Aksi saling lempar batu saat bentrok antara warga dengan Satpol PP yang berupaya membongkar gapura kompleks makam Mbah Prouk di Koja, Jakarta Utara, Rabu (14/4/2010). Bentrokan ini mengakibatkan sedikitnya 100 orang terluka dan belasan kendaraan roda dua dan empat dibakar massa. (KOMPAS IMAGES/KRISTIANTO PURNOMO)***
Kompas Images, Rabu, 14 April 2010 | 21:35
Fenomena Kolonialisme Pemda
Oleh ASMADJI AS MUCHTAR
Pada zaman merdeka dan damai seperti sekarang, menjadi anggota Tentara Nasional Indonesia lebih nyaman dibanding menjadi anggota Satuan Polisi Pamong Praja sebab menjadi anggota TNI nyaris mustahil berhadapan dengan rakyat sendiri.

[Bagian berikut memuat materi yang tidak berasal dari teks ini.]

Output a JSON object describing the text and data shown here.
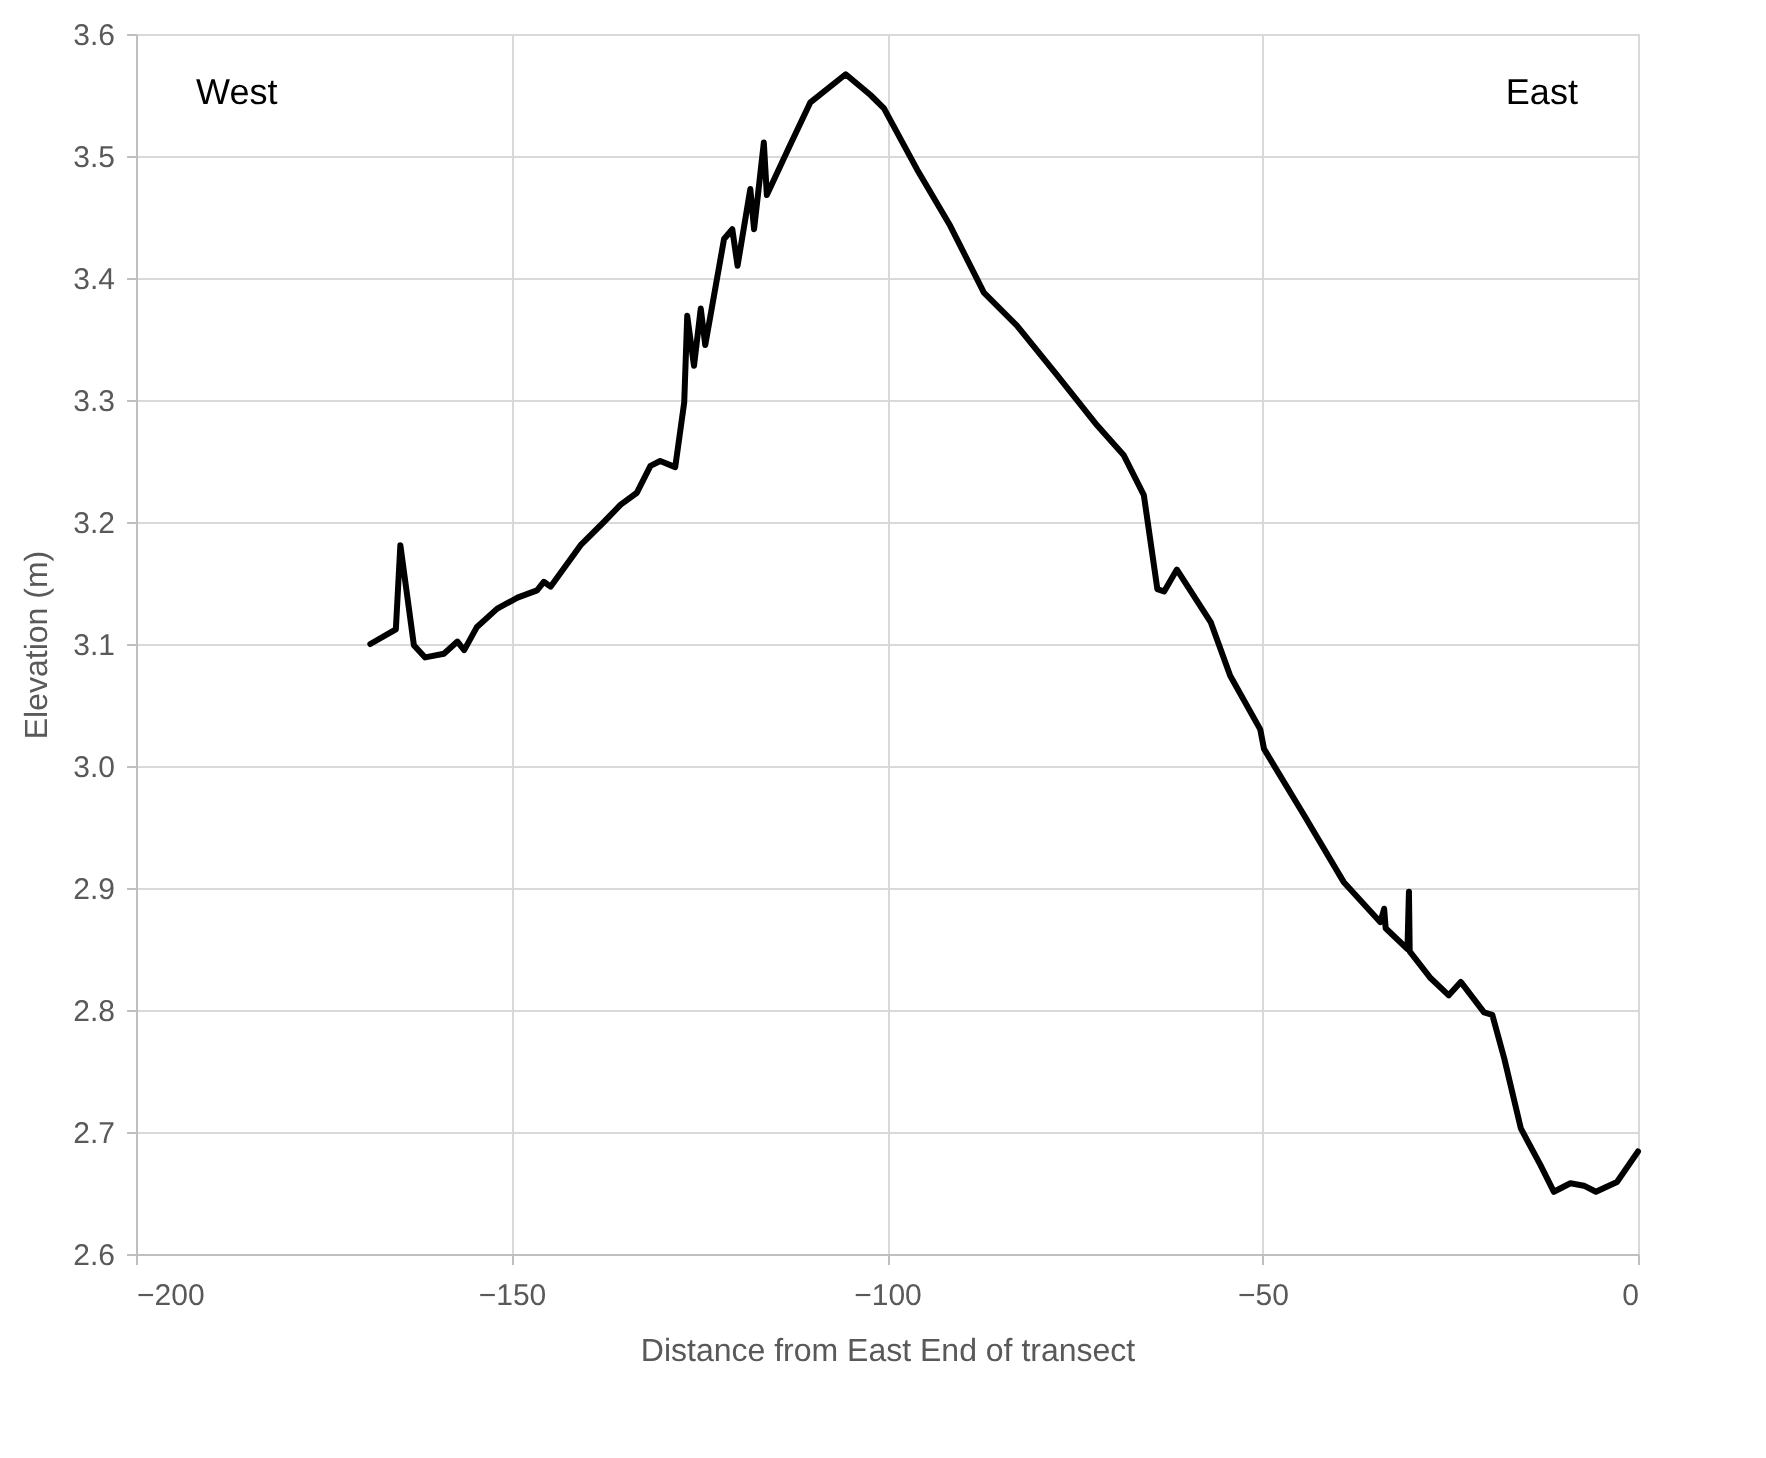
{
  "chart_data": {
    "type": "line",
    "xlabel": "Distance from East End of transect",
    "ylabel": "Elevation (m)",
    "annotations": [
      "West",
      "East"
    ],
    "xlim": [
      -200,
      0
    ],
    "xticks": [
      -200,
      -150,
      -100,
      -50,
      0
    ],
    "ylim": [
      2.6,
      3.6
    ],
    "yticks": [
      {
        "value": 2.6,
        "label": "2.6"
      },
      {
        "value": 2.7,
        "label": "2.7"
      },
      {
        "value": 2.8,
        "label": "2.8"
      },
      {
        "value": 2.9,
        "label": "2.9"
      },
      {
        "value": 3.0,
        "label": "3.0"
      },
      {
        "value": 3.1,
        "label": "3.1"
      },
      {
        "value": 3.2,
        "label": "3.2"
      },
      {
        "value": 3.3,
        "label": "3.3"
      },
      {
        "value": 3.4,
        "label": "3.4"
      },
      {
        "value": 3.5,
        "label": "3.5"
      },
      {
        "value": 3.6,
        "label": "3.6"
      }
    ],
    "grid": true,
    "marker": "none",
    "line_style": "solid",
    "series": [
      {
        "color": "#000000",
        "x": [
          -168.8,
          -165.4,
          -164.8,
          -163.0,
          -161.5,
          -159.0,
          -157.2,
          -156.3,
          -154.6,
          -151.9,
          -149.2,
          -146.6,
          -145.7,
          -144.8,
          -140.8,
          -137.7,
          -135.5,
          -133.3,
          -131.5,
          -130.2,
          -128.2,
          -127.0,
          -126.6,
          -125.7,
          -124.8,
          -124.2,
          -121.7,
          -120.6,
          -119.9,
          -118.2,
          -117.7,
          -116.4,
          -116.0,
          -112.9,
          -110.2,
          -105.5,
          -102.2,
          -100.4,
          -96.0,
          -91.6,
          -87.1,
          -82.7,
          -77.3,
          -72.0,
          -68.5,
          -65.8,
          -64.0,
          -63.1,
          -61.4,
          -56.9,
          -54.3,
          -50.3,
          -49.8,
          -44.5,
          -39.2,
          -34.3,
          -33.8,
          -33.6,
          -30.7,
          -30.5,
          -30.4,
          -27.6,
          -25.2,
          -23.6,
          -20.5,
          -19.4,
          -17.8,
          -15.6,
          -13.0,
          -11.2,
          -9.0,
          -7.2,
          -5.6,
          -2.8,
          0
        ],
        "values": [
          3.1,
          3.112,
          3.181,
          3.099,
          3.089,
          3.092,
          3.102,
          3.095,
          3.114,
          3.129,
          3.138,
          3.144,
          3.151,
          3.147,
          3.181,
          3.2,
          3.214,
          3.224,
          3.246,
          3.25,
          3.245,
          3.298,
          3.369,
          3.328,
          3.375,
          3.345,
          3.432,
          3.44,
          3.41,
          3.473,
          3.44,
          3.511,
          3.468,
          3.509,
          3.544,
          3.567,
          3.55,
          3.539,
          3.489,
          3.443,
          3.388,
          3.361,
          3.32,
          3.279,
          3.255,
          3.222,
          3.145,
          3.143,
          3.161,
          3.118,
          3.074,
          3.03,
          3.014,
          2.96,
          2.905,
          2.872,
          2.883,
          2.867,
          2.85,
          2.897,
          2.848,
          2.826,
          2.812,
          2.823,
          2.798,
          2.796,
          2.76,
          2.703,
          2.673,
          2.651,
          2.658,
          2.656,
          2.651,
          2.659,
          2.684
        ]
      }
    ]
  }
}
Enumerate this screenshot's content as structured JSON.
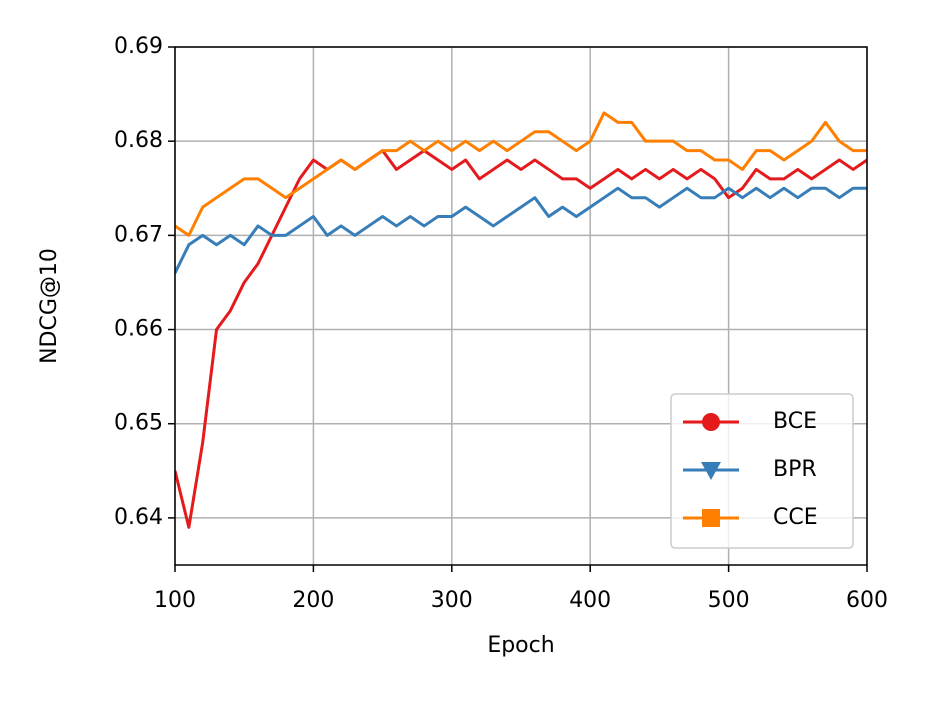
{
  "chart_data": {
    "type": "line",
    "x_label": "Epoch",
    "y_label": "NDCG@10",
    "x": [
      100,
      110,
      120,
      130,
      140,
      150,
      160,
      170,
      180,
      190,
      200,
      210,
      220,
      230,
      240,
      250,
      260,
      270,
      280,
      290,
      300,
      310,
      320,
      330,
      340,
      350,
      360,
      370,
      380,
      390,
      400,
      410,
      420,
      430,
      440,
      450,
      460,
      470,
      480,
      490,
      500,
      510,
      520,
      530,
      540,
      550,
      560,
      570,
      580,
      590,
      600
    ],
    "series": [
      {
        "name": "BCE",
        "color": "#e41a1c",
        "marker": "circle",
        "values": [
          0.645,
          0.639,
          0.648,
          0.66,
          0.662,
          0.665,
          0.667,
          0.67,
          0.673,
          0.676,
          0.678,
          0.677,
          0.678,
          0.677,
          0.678,
          0.679,
          0.677,
          0.678,
          0.679,
          0.678,
          0.677,
          0.678,
          0.676,
          0.677,
          0.678,
          0.677,
          0.678,
          0.677,
          0.676,
          0.676,
          0.675,
          0.676,
          0.677,
          0.676,
          0.677,
          0.676,
          0.677,
          0.676,
          0.677,
          0.676,
          0.674,
          0.675,
          0.677,
          0.676,
          0.676,
          0.677,
          0.676,
          0.677,
          0.678,
          0.677,
          0.678
        ]
      },
      {
        "name": "BPR",
        "color": "#377eb8",
        "marker": "triangle-down",
        "values": [
          0.666,
          0.669,
          0.67,
          0.669,
          0.67,
          0.669,
          0.671,
          0.67,
          0.67,
          0.671,
          0.672,
          0.67,
          0.671,
          0.67,
          0.671,
          0.672,
          0.671,
          0.672,
          0.671,
          0.672,
          0.672,
          0.673,
          0.672,
          0.671,
          0.672,
          0.673,
          0.674,
          0.672,
          0.673,
          0.672,
          0.673,
          0.674,
          0.675,
          0.674,
          0.674,
          0.673,
          0.674,
          0.675,
          0.674,
          0.674,
          0.675,
          0.674,
          0.675,
          0.674,
          0.675,
          0.674,
          0.675,
          0.675,
          0.674,
          0.675,
          0.675
        ]
      },
      {
        "name": "CCE",
        "color": "#ff7f00",
        "marker": "square",
        "values": [
          0.671,
          0.67,
          0.673,
          0.674,
          0.675,
          0.676,
          0.676,
          0.675,
          0.674,
          0.675,
          0.676,
          0.677,
          0.678,
          0.677,
          0.678,
          0.679,
          0.679,
          0.68,
          0.679,
          0.68,
          0.679,
          0.68,
          0.679,
          0.68,
          0.679,
          0.68,
          0.681,
          0.681,
          0.68,
          0.679,
          0.68,
          0.683,
          0.682,
          0.682,
          0.68,
          0.68,
          0.68,
          0.679,
          0.679,
          0.678,
          0.678,
          0.677,
          0.679,
          0.679,
          0.678,
          0.679,
          0.68,
          0.682,
          0.68,
          0.679,
          0.679
        ]
      }
    ],
    "xlim": [
      100,
      600
    ],
    "ylim": [
      0.635,
      0.69
    ],
    "xticks": [
      100,
      200,
      300,
      400,
      500,
      600
    ],
    "yticks": [
      0.64,
      0.65,
      0.66,
      0.67,
      0.68,
      0.69
    ],
    "grid": true,
    "legend": "lower right"
  }
}
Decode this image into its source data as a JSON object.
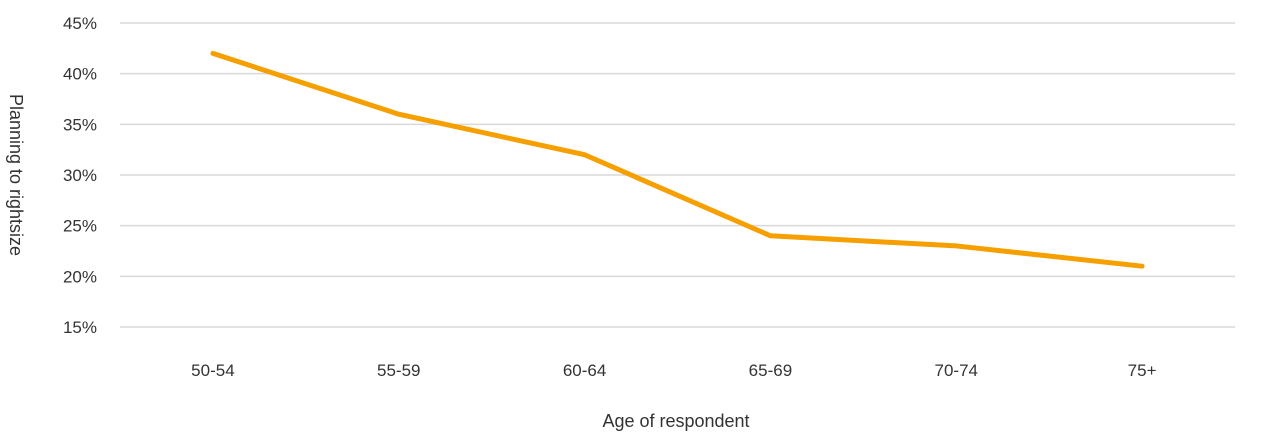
{
  "chart_data": {
    "type": "line",
    "title": "",
    "xlabel": "Age of respondent",
    "ylabel": "Planning to rightsize",
    "categories": [
      "50-54",
      "55-59",
      "60-64",
      "65-69",
      "70-74",
      "75+"
    ],
    "series": [
      {
        "values": [
          42,
          36,
          32,
          24,
          23,
          21
        ],
        "color": "#f5a000"
      }
    ],
    "ylim": [
      15,
      45
    ],
    "yticks": [
      15,
      20,
      25,
      30,
      35,
      40,
      45
    ],
    "ytick_labels": [
      "15%",
      "20%",
      "25%",
      "30%",
      "35%",
      "40%",
      "45%"
    ],
    "grid": true,
    "legend": "none"
  }
}
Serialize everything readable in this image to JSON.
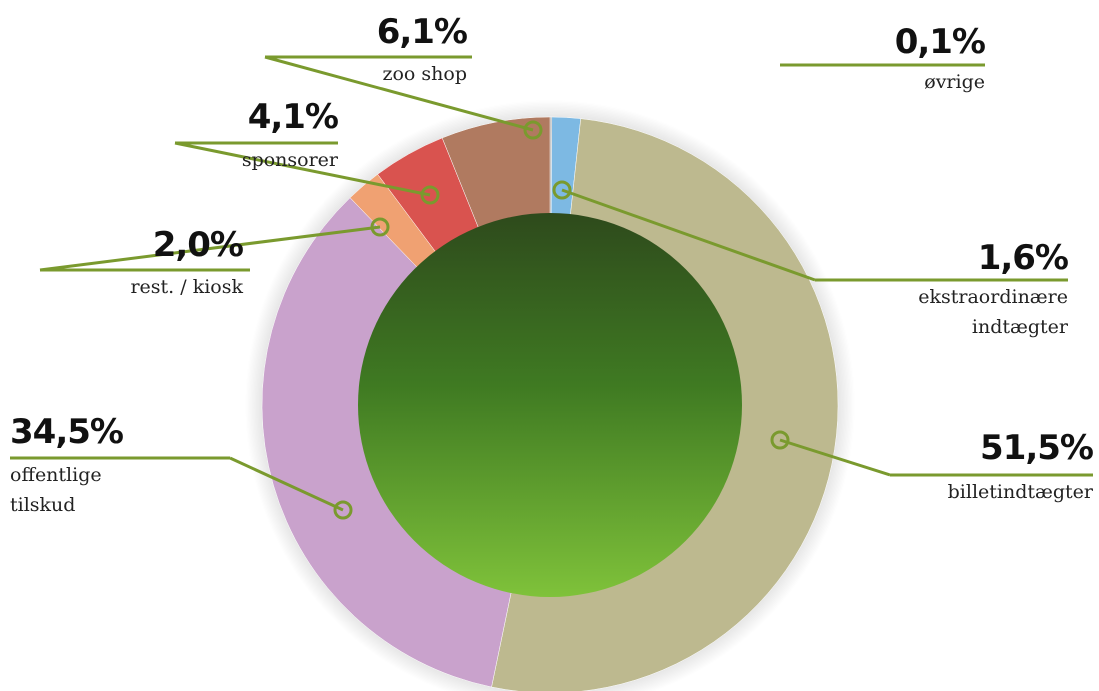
{
  "chart_data": {
    "type": "pie",
    "categories": [
      "øvrige",
      "ekstraordinære indtægter",
      "billetindtægter",
      "offentlige tilskud",
      "rest. / kiosk",
      "sponsorer",
      "zoo shop"
    ],
    "values": [
      0.1,
      1.6,
      51.5,
      34.5,
      2.0,
      4.1,
      6.1
    ],
    "value_labels": [
      "0,1%",
      "1,6%",
      "51,5%",
      "34,5%",
      "2,0%",
      "4,1%",
      "6,1%"
    ],
    "colors": [
      "#a9a9a9",
      "#7db9e3",
      "#bdb98f",
      "#c9a2cc",
      "#f0a172",
      "#d9534f",
      "#b07a60"
    ]
  }
}
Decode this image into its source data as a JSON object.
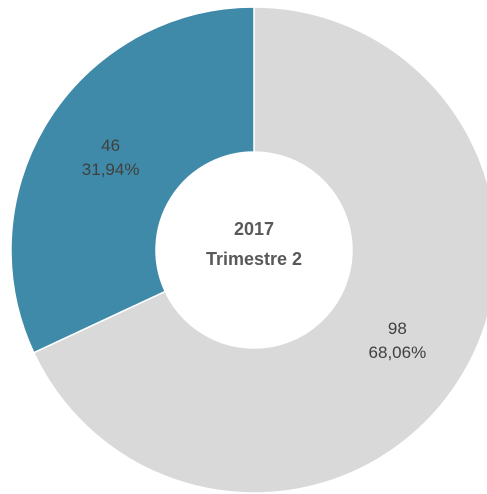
{
  "chart_data": {
    "type": "donut",
    "center_lines": [
      "2017",
      "Trimestre 2"
    ],
    "categories": [
      null,
      null
    ],
    "values": [
      98,
      46
    ],
    "percent_labels": [
      "68,06%",
      "31,94%"
    ],
    "colors": [
      "#d9d9d9",
      "#3f8aa8"
    ]
  }
}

Sebaliknya, menjadi anggota Satuan Polisi Pamong Praja (Satpol PP) sangat mungkin sering berhadapan dengan rakyat. ”Berhadapan” berarti berperang atau saling membantai. Artinya, setiap anggota Satpol PP sewaktu-waktu harus bersedia mengalami cedera atau bahkan tewas ketika menjalankan tugasnya.
Begitulah. Dua paragraf di atas dikutip dari perbincangan rakyat di warung kopi sambil menyaksikan tayangan berita kerusuhan di Koja, Tanjung Priok, Rabu (14/4) hingga dini hari kemarin, yang menelan banyak korban.
Seperti penjajah
Tragedi demi tragedi maut seperti kerusuhan di Tanjung Priok sangat mungkin akan sering terjadi di banyak daerah karena banyak pemerintah daerah (pemda) pada zaman merdeka ini justru sering tampil seperti penjajah.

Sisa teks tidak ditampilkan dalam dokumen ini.